Una squadra che inanella 7 successi consecutivi, e di lì a poco 5 figuracce in serie, è una nave che sbaglia rotta nel mezzo di un viaggio in cui navigava nella giusta direzione e a pieni motori. Lasciando perdere l’attualità degli incidenti navali, Ranieri ha sicuramente delle colpe, gestionali più che tecniche. La squadra aveva reagito bene al cambio panchina, così come spesso avviene e così come esattamente un anno fa avvenne con Leonardo. L’errore è stato innescato dalla prova in Coppa Italia persa per erroracci (commessi da giocatori in partenza come Motta) e lì si è innescato un trend negativo che, nonostante il pareggio, si può definire ancora in essere. Il Principe, i dubbi erano flebili, viveva solo una crisi “dei trentanni” e il goal di ieri, rivisto con attenzione, è una perla balistica – i vecchi telecronisti avrebbero detto “l’ha messa lì dove il portiere non poteva arrivarci”. Quello che ora manca è decisamente la testa, l’attenzione alle posizioni e il mordente in campo. La difesa è pronta come due anni fa a test ben più duri del Novara o del Marsiglia, ma gli automatismi sono assolutamente da oliare. Ranieri ha il torto di aver tentato con Zarate il colpo qualche settimana fa, e non era il momento di tentare mosse azzardate; ma chiediamoci chi volle un giocatore come l’argentino mentre la Lazio andava a prendersi Klose.
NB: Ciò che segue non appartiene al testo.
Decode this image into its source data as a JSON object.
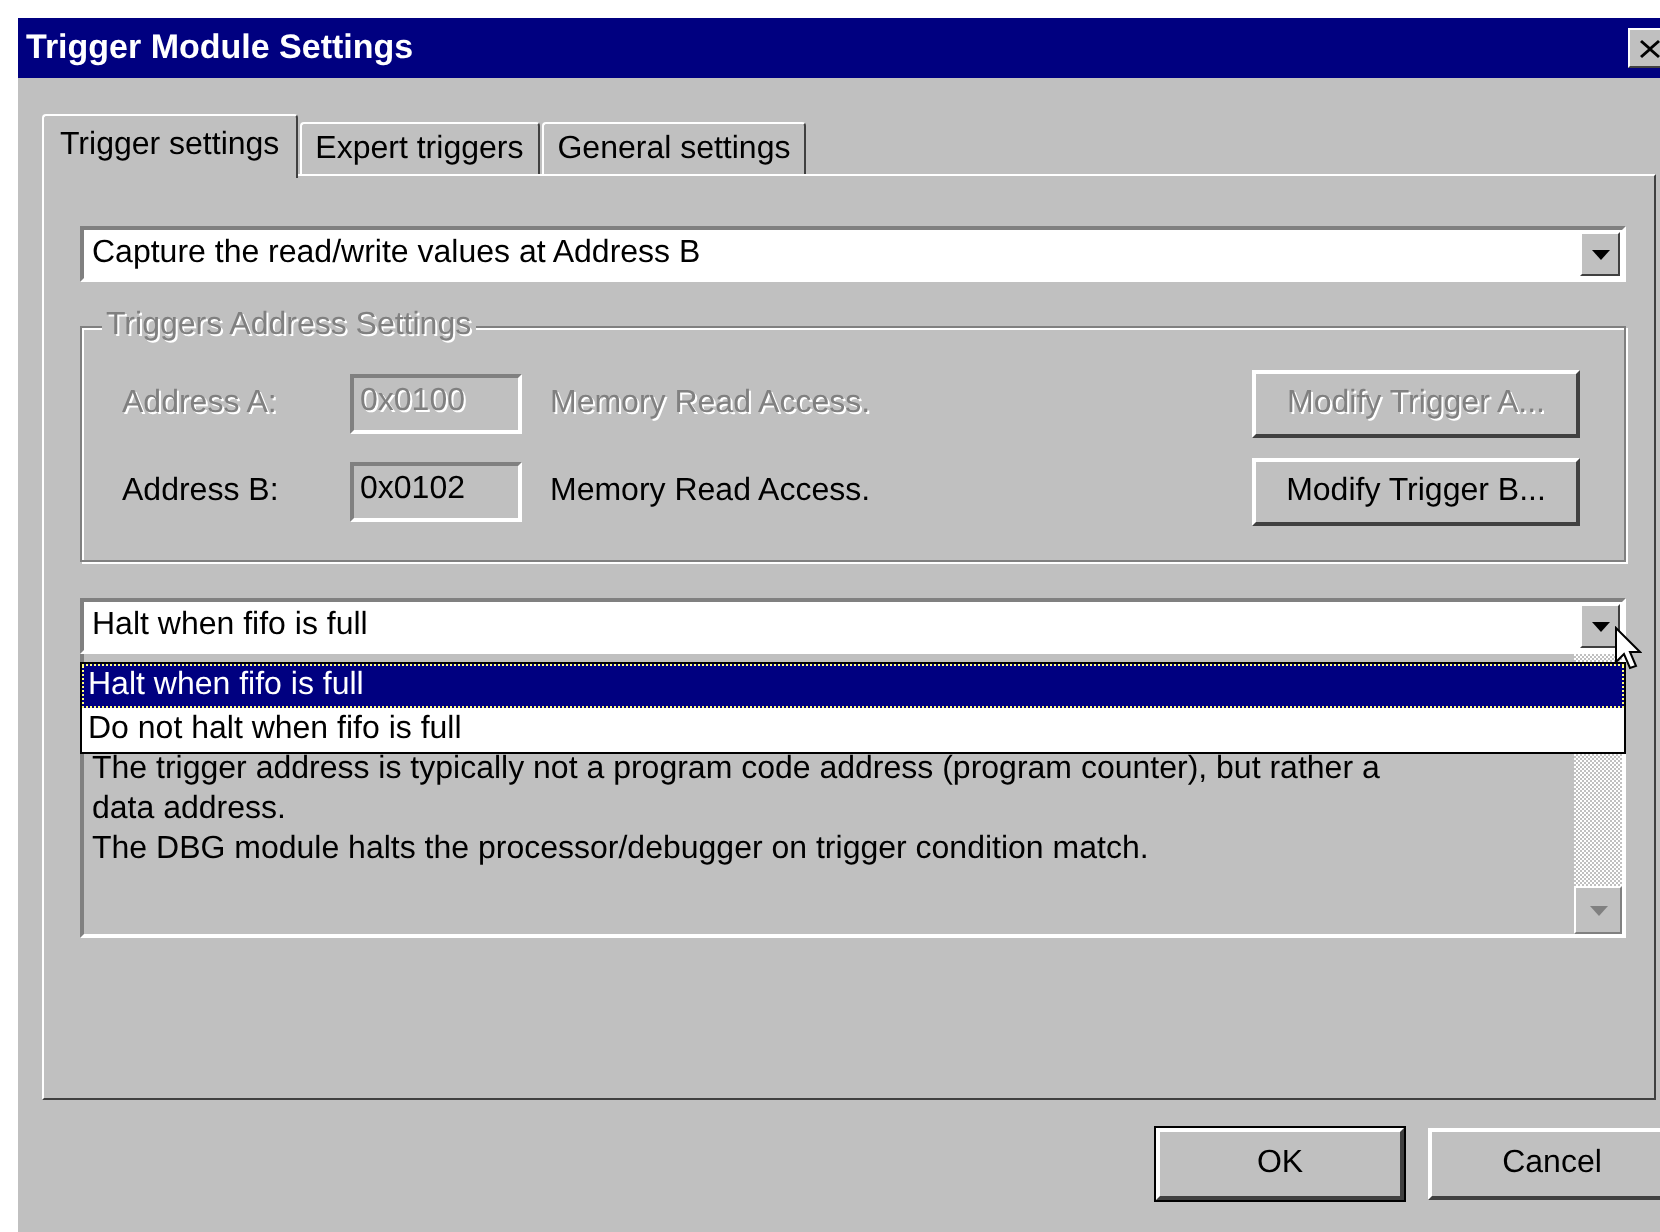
{
  "window": {
    "title": "Trigger Module Settings"
  },
  "tabs": [
    {
      "label": "Trigger settings",
      "selected": true
    },
    {
      "label": "Expert triggers",
      "selected": false
    },
    {
      "label": "General settings",
      "selected": false
    }
  ],
  "capture_mode": {
    "value": "Capture the read/write values at Address B"
  },
  "address_group": {
    "title": "Triggers Address Settings",
    "disabled": true,
    "rows": [
      {
        "label": "Address A:",
        "value": "0x0100",
        "access": "Memory Read Access.",
        "button": "Modify Trigger A...",
        "disabled": true
      },
      {
        "label": "Address B:",
        "value": "0x0102",
        "access": "Memory Read Access.",
        "button": "Modify Trigger B...",
        "disabled": false
      }
    ]
  },
  "halt_mode": {
    "value": "Halt when fifo is full",
    "expanded": true,
    "options": [
      {
        "label": "Halt when fifo is full",
        "selected": true
      },
      {
        "label": "Do not halt when fifo is full",
        "selected": false
      }
    ]
  },
  "description": {
    "lines": [
      "The trigger address is typically not a program code address (program counter), but rather a",
      "data address.",
      "The DBG module halts the processor/debugger on trigger condition match."
    ]
  },
  "buttons": [
    {
      "label": "OK",
      "default": true
    },
    {
      "label": "Cancel",
      "default": false
    }
  ]
}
E chi ha rinunciato a Destro per un Ranocchia che pare spaventato a ogni contrasto. È il caso di pensare, poi, che se il Fair Play lo si fa solo a casa nostra, allora arriverà un’ovvia proroga a vantaggio degli altri club che hanno speso e continuano a spendere. Doppia fregatura. Si attendono capitali nuovi dall’estero, ma prima serve lavoro e determinazione. Esistono ancora margini perché questa stagione non vada in archivio come nel passato alla voce: fallimento completo.